# 1997 Univega Alpina 500



## Spokesmann (1 Aug 2010)

This is my first post in the MTB area be gentle!! as Im really a Carlton enthusiast who used to do a fair bit of off road and the like.

Im currently giving this old machine a good clean and make over... (Ill post some pics later). Ive had this bike since new and just wondered how many other members have a Univega? - when I purchased this one back in April 1997 it cost around £500 then, has a good spec and damn rigid, light frame - a few years of communiting on it has left it in a bit of a mess - hence the clean, strip down an polish. Im fitting new grips, new tyres and new chain and B blocks...

Pics soon!


----------



## Spokesmann (1 Aug 2010)

Spokesmann said:


> A few shots of my refurb.
> 
> The bike has been looked after but has just got pretty grubby. Ive done a basic clean of the frame (work still to do). Im replacing all the inner cables too, some were cracking and the front changer cable has seized. New M65T block will be fitted along with some 2.4 Continental Mountain King tyres ( I still like to have odd off road excursion...). Im also replacing the IG chain with a new one, the current one is well caked and has a few stiff links.
> 
> ...


----------



## andrew-the-tortoise (1 Aug 2010)

Got a Univega RAM 970 - use it for commuting (with mudguards, road tyres & pannier)
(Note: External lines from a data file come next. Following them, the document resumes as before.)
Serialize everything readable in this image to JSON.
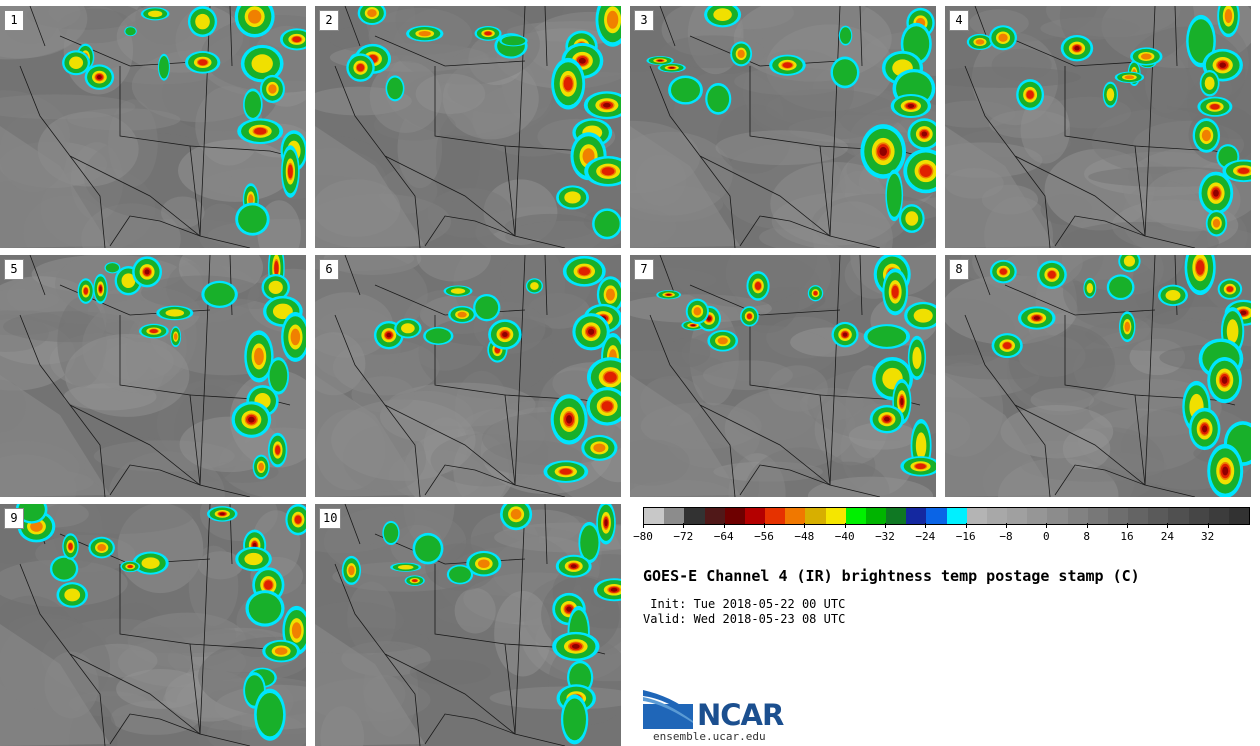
{
  "panels": [
    {
      "label": "1"
    },
    {
      "label": "2"
    },
    {
      "label": "3"
    },
    {
      "label": "4"
    },
    {
      "label": "5"
    },
    {
      "label": "6"
    },
    {
      "label": "7"
    },
    {
      "label": "8"
    },
    {
      "label": "9"
    },
    {
      "label": "10"
    }
  ],
  "colorbar": {
    "colors": [
      "#c8c8c8",
      "#8c8c8c",
      "#323232",
      "#501818",
      "#6e0000",
      "#b40000",
      "#e63200",
      "#f07800",
      "#d7af00",
      "#f5e600",
      "#00f000",
      "#00b400",
      "#0f7823",
      "#1428a0",
      "#0a64e6",
      "#00f0ff",
      "#b4b4b4",
      "#a8a8a8",
      "#a0a0a0",
      "#969696",
      "#8c8c8c",
      "#828282",
      "#787878",
      "#6e6e6e",
      "#646464",
      "#5a5a5a",
      "#505050",
      "#464646",
      "#3c3c3c",
      "#323232"
    ],
    "tick_labels": [
      "−80",
      "−72",
      "−64",
      "−56",
      "−48",
      "−40",
      "−32",
      "−24",
      "−16",
      "−8",
      "0",
      "8",
      "16",
      "24",
      "32"
    ]
  },
  "title": "GOES-E Channel 4 (IR) brightness temp postage stamp (C)",
  "init_line": " Init: Tue 2018-05-22 00 UTC",
  "valid_line": "Valid: Wed 2018-05-23 08 UTC",
  "logo": {
    "text": "NCAR",
    "site": "ensemble.ucar.edu"
  }
}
Looks a strange beast; as I also fitted trekking bars; but suits its purpose well


----------



## Spokesmann (1 Aug 2010)

andrew-the-tortoise said:


> Got a Univega RAM 970 - use it for commuting (with mudguards, road tyres & pannier)
> 
> 
> 
> ...



Hell that looks different!


----------



## Wobbly John (1 Aug 2010)

I have a 1996 Univega Alpina 506 (LX/XT), and a '97 504 that I bought as a frame & forks and built up. In the shed is also my daughter's Univega Alpina 502 (STX) and I have a Univega Rover 300 as a hack bike for towing stuff to & from the allotment.
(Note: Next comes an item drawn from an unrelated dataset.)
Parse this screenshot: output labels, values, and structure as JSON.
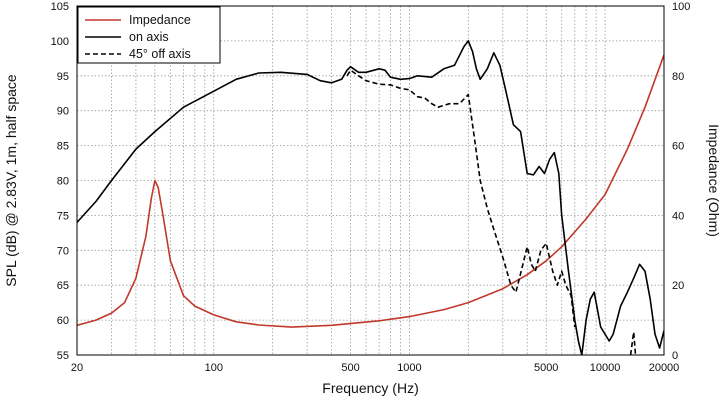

Your Univega 500 looks to me like a '96 model - in '97 they went for 'V' brakes and 1 1/8" headsets. £500 seems very over-priced. I paid half that for my daughter's STX equiped 502.


----------



## Spokesmann (2 Aug 2010)

Wobbly John said:


> I have a 1996 Univega Alpina 506 (LX/XT), and a '97 504 that I bought as a frame & forks and built up. In the shed is also my daughter's Univega Alpina 502 (STX) and I have a Univega Rover 300 as a hack bike for towing stuff to & from the allotment.
> 
> Your Univega 500 looks to me like a '96 model - in '97 they went for 'V' brakes and 1 1/8" headsets. £500 seems very over-priced. I paid half that for my daughter's STX equiped 502.
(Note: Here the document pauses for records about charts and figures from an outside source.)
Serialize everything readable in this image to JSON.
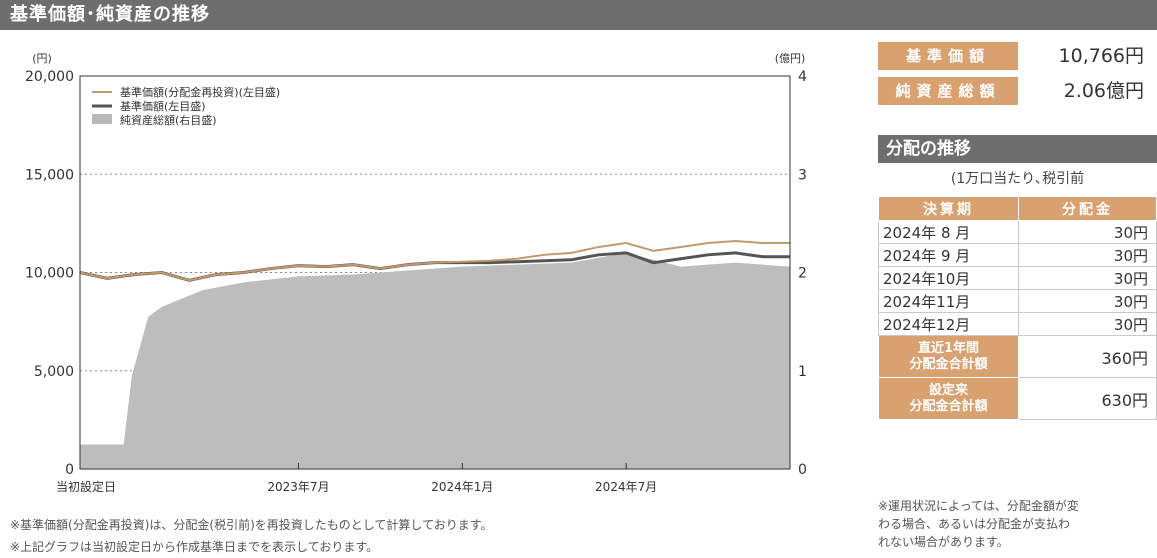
{
  "header": {
    "title": "基準価額･純資産の推移"
  },
  "chart_data": {
    "type": "line",
    "left_axis_unit": "(円)",
    "right_axis_unit": "(億円)",
    "y_left_ticks": [
      "0",
      "5,000",
      "10,000",
      "15,000",
      "20,000"
    ],
    "y_right_ticks": [
      "0",
      "1",
      "2",
      "3",
      "4"
    ],
    "ylim_left": [
      0,
      20000
    ],
    "ylim_right": [
      0,
      4
    ],
    "x_ticks": [
      {
        "label": "当初設定日",
        "t": 0
      },
      {
        "label": "2023年7月",
        "t": 8
      },
      {
        "label": "2024年1月",
        "t": 14
      },
      {
        "label": "2024年7月",
        "t": 20
      }
    ],
    "x_range": [
      0,
      26
    ],
    "legend": [
      {
        "name": "基準価額(分配金再投資)(左目盛)",
        "color": "#c39a6b",
        "kind": "line"
      },
      {
        "name": "基準価額(左目盛)",
        "color": "#555555",
        "kind": "line"
      },
      {
        "name": "純資産総額(右目盛)",
        "color": "#b9b9b9",
        "kind": "area"
      }
    ],
    "legend_position": "top-left",
    "grid": "horizontal-dotted",
    "series": [
      {
        "name": "基準価額(分配金再投資)(左目盛)",
        "axis": "left",
        "x": [
          0,
          1,
          2,
          3,
          4,
          5,
          6,
          7,
          8,
          9,
          10,
          11,
          12,
          13,
          14,
          15,
          16,
          17,
          18,
          19,
          20,
          21,
          22,
          23,
          24,
          25,
          26
        ],
        "values": [
          10000,
          9700,
          9900,
          10000,
          9600,
          9900,
          10000,
          10200,
          10350,
          10300,
          10400,
          10200,
          10400,
          10500,
          10550,
          10600,
          10700,
          10900,
          11000,
          11300,
          11500,
          11100,
          11300,
          11500,
          11600,
          11500,
          11500
        ]
      },
      {
        "name": "基準価額(左目盛)",
        "axis": "left",
        "x": [
          0,
          1,
          2,
          3,
          4,
          5,
          6,
          7,
          8,
          9,
          10,
          11,
          12,
          13,
          14,
          15,
          16,
          17,
          18,
          19,
          20,
          21,
          22,
          23,
          24,
          25,
          26
        ],
        "values": [
          10000,
          9700,
          9900,
          10000,
          9600,
          9900,
          10000,
          10200,
          10350,
          10300,
          10400,
          10200,
          10400,
          10500,
          10500,
          10500,
          10550,
          10600,
          10650,
          10900,
          11000,
          10500,
          10700,
          10900,
          11000,
          10800,
          10800
        ]
      },
      {
        "name": "純資産総額(右目盛)",
        "axis": "right",
        "x": [
          0,
          1,
          1.6,
          1.9,
          2.5,
          3,
          3.6,
          4.5,
          6,
          8,
          10,
          12,
          14,
          16,
          18,
          20,
          22,
          24,
          26
        ],
        "values": [
          0.25,
          0.25,
          0.25,
          0.95,
          1.55,
          1.65,
          1.72,
          1.82,
          1.9,
          1.96,
          1.98,
          2.02,
          2.06,
          2.08,
          2.1,
          2.2,
          2.06,
          2.1,
          2.06
        ]
      }
    ]
  },
  "notes": [
    "※基準価額(分配金再投資)は、分配金(税引前)を再投資したものとして計算しております。",
    "※上記グラフは当初設定日から作成基準日までを表示しております。"
  ],
  "summary": {
    "nav_label": "基準価額",
    "nav_value": "10,766円",
    "assets_label": "純資産総額",
    "assets_value": "2.06億円"
  },
  "distribution": {
    "title": "分配の推移",
    "unit_note": "(1万口当たり､税引前",
    "col_period": "決算期",
    "col_amount": "分配金",
    "rows": [
      {
        "period": "2024年 8 月",
        "amount": "30円"
      },
      {
        "period": "2024年 9 月",
        "amount": "30円"
      },
      {
        "period": "2024年10月",
        "amount": "30円"
      },
      {
        "period": "2024年11月",
        "amount": "30円"
      },
      {
        "period": "2024年12月",
        "amount": "30円"
      }
    ],
    "recent_label_1": "直近1年間",
    "recent_label_2": "分配金合計額",
    "recent_value": "360円",
    "since_label_1": "設定来",
    "since_label_2": "分配金合計額",
    "since_value": "630円",
    "note_lines": [
      "※運用状況によっては、分配金額が変",
      "わる場合、あるいは分配金が支払わ",
      "れない場合があります。"
    ]
  }
}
I fear you may be right.....


----------



## Spokesmann (4 Aug 2010)

Fitted new tyres today as well as new inner cable for the rear mech. Overall this is coming together now. Im looking forward to getting out on this one. 
Still need to fit new grips and IG chain and some new toe-clips and straps. 

Then just a good check over, adjust gears and brakes and fingers crossed it will be ready for the road by the weekend.


----------



## Spokesmann (7 Aug 2010)

Fitted new chain and some other bits today. Was able to take the bike for a test ride and all seems fine - some adjustment to the rear mech was needed, but thankfully the indexing is all fine. I need to remove a couple of links form the chain, but apart from that the machine handles well and stops quick too. The tyres are very grippy indeed.

A few images I took of this first outing since a complete rebuild and clean.
















New grips...















Excuse the ginger blob in this photo, he would not move!


----------